Dass Garzóns Gesundheit ausgerechnet in der Schweiz in Mitleidenschaft gezogen wird, entbehrt nicht einer gewissen Ironie. Als Aktivist der außerparlamentarischen Linken ist der Kolumbianer in den vergangenen 35 Jahren fast ununterbrochen mit der Gewalt paramilitärischer Gruppen konfrontiert gewesen. »Und ausgerechnet jetzt, da ich in einem der sichersten Länder der Welt bin, breche ich mir fast den Hals.«
Garzón ist auf Einladung der eidgenössischen Regierung in der Schweiz, die die Friedensverhandlungen zwischen der marxistischen ELN-Guerilla und der kolumbianischen Regierung unter Präsident Gustavo Petro unterstützt. Seit Anfang August herrscht ein Waffenstillstand zwischen den beiden kolumbianischen Kriegsparteien, der mit internationaler Hilfe überwacht wird. José Benito Garzón seinerseits ist von der ELN als Sekretär in ihre Verhandlungskommission berufen worden, um die Beteiligung der kolumbianischen Zivilgesellschaft am Friedensprozess zu garantieren. »Die Position von mir und den anderen Sekretär*innen ist ein bisschen kompliziert«, erklärt er. »Wir sind keine ELN-Mitglieder, sondern arbeiten der Verhandlungskommission zu.« Bei dieser Arbeit gingen er und seine Kolleg*innen, die allesamt aus sozialen Bewegungen kommen, ein erhebliches Risiko ein. »Wenn der Friedensprozess scheitert, rücken wir ins Fadenkreuz der Repression. Denn die Gegner der Verhandlungen identifizieren uns natürlich mit der Guerilla.«
Obwohl in Kolumbien gerade erst ein Friedensprozess krachend gescheitert ist, zeigt sich Garzón sehr von seiner Arbeit überzeugt. Das 2016 unterzeichnete Abkommen zwischen der kommunistischen FARC-Guerilla und dem damaligen Präsidenten Juan Manuel Santos, in dem es vor allem um die politische Teilhabe der demobilisierten Guerilla ging, hat den bewaffneten Konflikt in Kolumbien nicht beendet. Zahlreiche Ex-Guerilleros haben sich sogenannten FARC-Dissidenzen angeschlossen, in vielen ländlichen Gebieten ist die Gewalt schlimmer denn je.
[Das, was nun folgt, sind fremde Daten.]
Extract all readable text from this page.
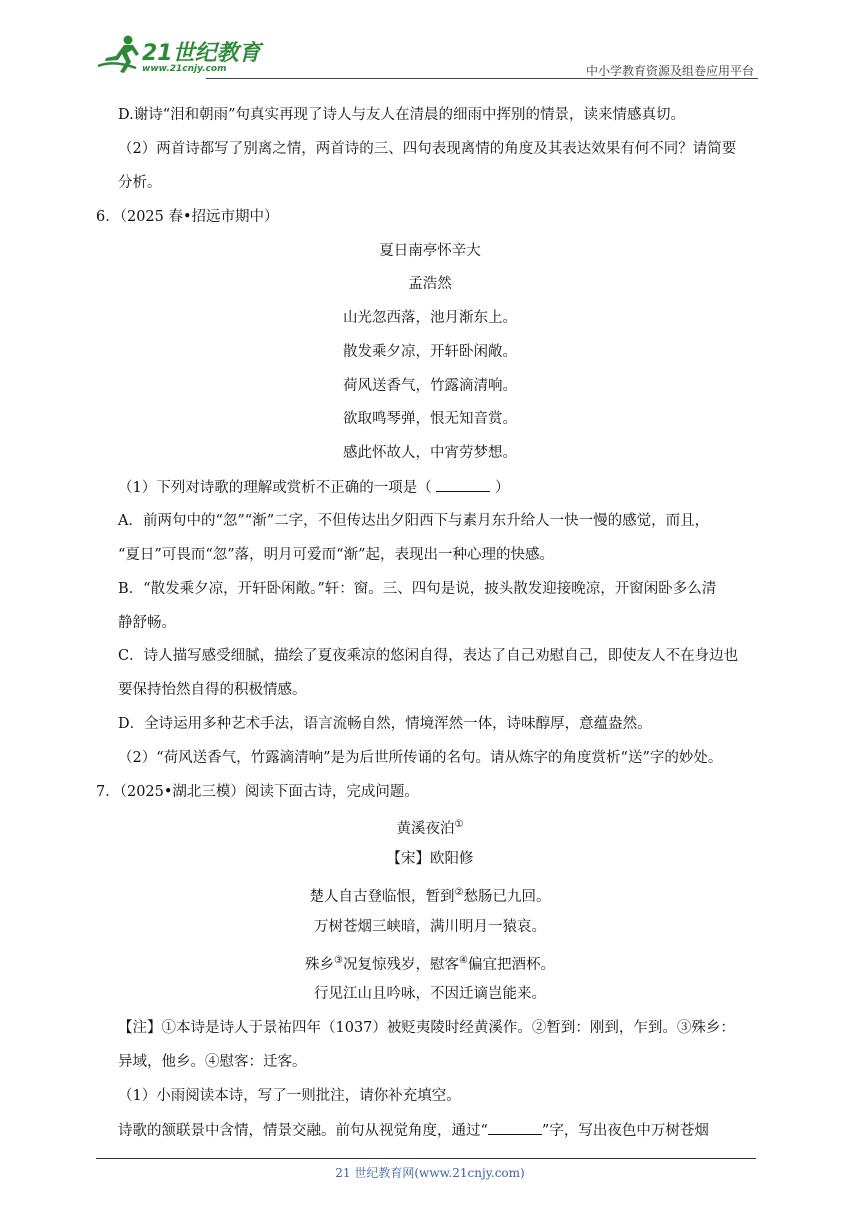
21世纪教育
www.21cnjy.com	中小学教育资源及组卷应用平台
D.谢诗“泪和朝雨”句真实再现了诗人与友人在清晨的细雨中挥别的情景，读来情感真切。
（2）两首诗都写了别离之情，两首诗的三、四句表现离情的角度及其表达效果有何不同？请简要
分析。
6．（2025 春•招远市期中）
夏日南亭怀辛大
孟浩然
山光忽西落，池月渐东上。
散发乘夕凉，开轩卧闲敞。
荷风送香气，竹露滴清响。
欲取鸣琴弹，恨无知音赏。
感此怀故人，中宵劳梦想。
（1）下列对诗歌的理解或赏析不正确的一项是（	）
A．前两句中的“忽”“渐”二字，不但传达出夕阳西下与素月东升给人一快一慢的感觉，而且，
“夏日”可畏而“忽”落，明月可爱而“渐”起，表现出一种心理的快感。
B．“散发乘夕凉，开轩卧闲敞。”轩：窗。三、四句是说，披头散发迎接晚凉，开窗闲卧多么清
静舒畅。
C．诗人描写感受细腻，描绘了夏夜乘凉的悠闲自得，表达了自己劝慰自己，即使友人不在身边也
要保持怡然自得的积极情感。
D．全诗运用多种艺术手法，语言流畅自然，情境浑然一体，诗味醇厚，意蕴盎然。
（2）“荷风送香气，竹露滴清响”是为后世所传诵的名句。请从炼字的角度赏析“送”字的妙处。
7．（2025•湖北三模）阅读下面古诗，完成问题。
黄溪夜泊①
【宋】欧阳修
楚人自古登临恨，暂到②愁肠已九回。
万树苍烟三峡暗，满川明月一猿哀。
殊乡③况复惊残岁，慰客④偏宜把酒杯。
行见江山且吟咏，不因迁谪岂能来。
【注】①本诗是诗人于景祐四年（1037）被贬夷陵时经黄溪作。②暂到：刚到，乍到。③殊乡：
异域，他乡。④慰客：迁客。
（1）小雨阅读本诗，写了一则批注，请你补充填空。
诗歌的颔联景中含情，情景交融。前句从视觉角度，通过“	”字，写出夜色中万树苍烟
21 世纪教育网(www.21cnjy.com)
Doch Garzón ist überzeugt, dass sich das Verhandlungskonzept der ELN grundlegend von dem der FARC unterscheide. »Die ELN strebt keine Sitze im Kongress an und will anders als die FARC auch nicht bilateral mit dem Staat verhandeln. Stattdessen soll sich die kolumbianische Gesellschaft selbst in einem großen Dialog über die notwendigen strukturellen Reformen verständigen.« 81 soziale Organisationen hätten dafür das sogenannte Comité Nacional de Participación gegründet – das Nationale Beteiligungskomitee, das in den kommenden zwei Jahren eine Reformagenda erarbeiten solle.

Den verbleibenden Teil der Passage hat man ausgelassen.